Crewmembers stationed aboard the U.S. Coast Guard Cutter Waesche deploy one of their short range small boats via the stern launch in order to perform maintenance on the Waesche‘s anchor pockets during the transit from San Diego to their new homeport at Coast Guard Island in Alameda, Calif., Feb. 26, 2010. The national security cutter’s smallboats, able to communicate with their mother ship from over the horizon, will be considerable assets. U.S. Coast Guard photo by Petty Officer 3rd Class Caleb Critchfield

The Legend class is also the most aviation-friendly cutter. For the first time, a white-hulled Coast Guard ship will be outfitted with twin hangars capable of storing two HH-65 Dolphin helicopters.

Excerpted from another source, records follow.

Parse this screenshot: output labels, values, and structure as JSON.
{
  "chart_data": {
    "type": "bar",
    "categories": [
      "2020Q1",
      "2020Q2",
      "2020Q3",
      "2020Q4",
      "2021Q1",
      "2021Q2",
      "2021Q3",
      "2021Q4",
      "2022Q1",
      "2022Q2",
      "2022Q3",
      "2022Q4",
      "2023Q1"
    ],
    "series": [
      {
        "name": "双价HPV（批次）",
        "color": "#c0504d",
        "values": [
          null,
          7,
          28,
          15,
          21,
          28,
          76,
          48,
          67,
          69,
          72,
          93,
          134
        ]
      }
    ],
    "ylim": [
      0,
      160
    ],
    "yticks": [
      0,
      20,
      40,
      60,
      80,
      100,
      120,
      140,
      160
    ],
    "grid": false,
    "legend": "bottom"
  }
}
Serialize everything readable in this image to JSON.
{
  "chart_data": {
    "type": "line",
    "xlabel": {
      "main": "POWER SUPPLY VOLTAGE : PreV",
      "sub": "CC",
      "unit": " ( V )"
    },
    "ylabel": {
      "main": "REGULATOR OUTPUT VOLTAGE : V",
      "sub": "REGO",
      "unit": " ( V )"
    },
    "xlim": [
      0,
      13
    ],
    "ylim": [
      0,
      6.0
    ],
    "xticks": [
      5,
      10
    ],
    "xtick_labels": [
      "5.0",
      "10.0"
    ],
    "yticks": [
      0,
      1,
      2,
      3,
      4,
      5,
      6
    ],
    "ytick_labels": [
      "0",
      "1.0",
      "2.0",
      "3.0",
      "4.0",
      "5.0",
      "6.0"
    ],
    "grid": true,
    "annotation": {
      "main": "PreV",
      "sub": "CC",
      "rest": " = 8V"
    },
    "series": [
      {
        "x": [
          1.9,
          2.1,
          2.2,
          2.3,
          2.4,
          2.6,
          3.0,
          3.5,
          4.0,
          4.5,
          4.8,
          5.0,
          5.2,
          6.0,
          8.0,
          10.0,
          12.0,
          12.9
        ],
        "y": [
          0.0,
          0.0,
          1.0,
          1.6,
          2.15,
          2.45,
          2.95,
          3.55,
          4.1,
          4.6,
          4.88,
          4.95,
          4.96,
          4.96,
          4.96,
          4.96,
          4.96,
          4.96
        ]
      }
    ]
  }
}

With a flight deck that at 2,324 square feet is 35 percent larger than on the 378s it is replacing, the ship can not only handle all types of USCG helicopters, but any in the DoD inventory. And there are plans to add unmanned aerial vehicles into the mix as well.

“We don’t have a UAV yet, but there’s space and weight reservations provided both on the flight deck and in the hangar,” Oittinen said.

Multi-crew Concept

Because the Legend class will have four fewer ships than the class it’s replacing, officials say they will spend considerably more time under way. To accomplish this, the service will eventually adopt a multiple crew manning concept, with four crews that will rotate between three ships. At this point, the shore infrastructure isn’t in place for the extra crews, as facilities, living, and training spaces have yet to be built.

This concept will be a factor in the selection of future homeports for the Legend class ships. For now, Coast Guard Island in Alameda, Calif., will be the only homeport for the Legend class.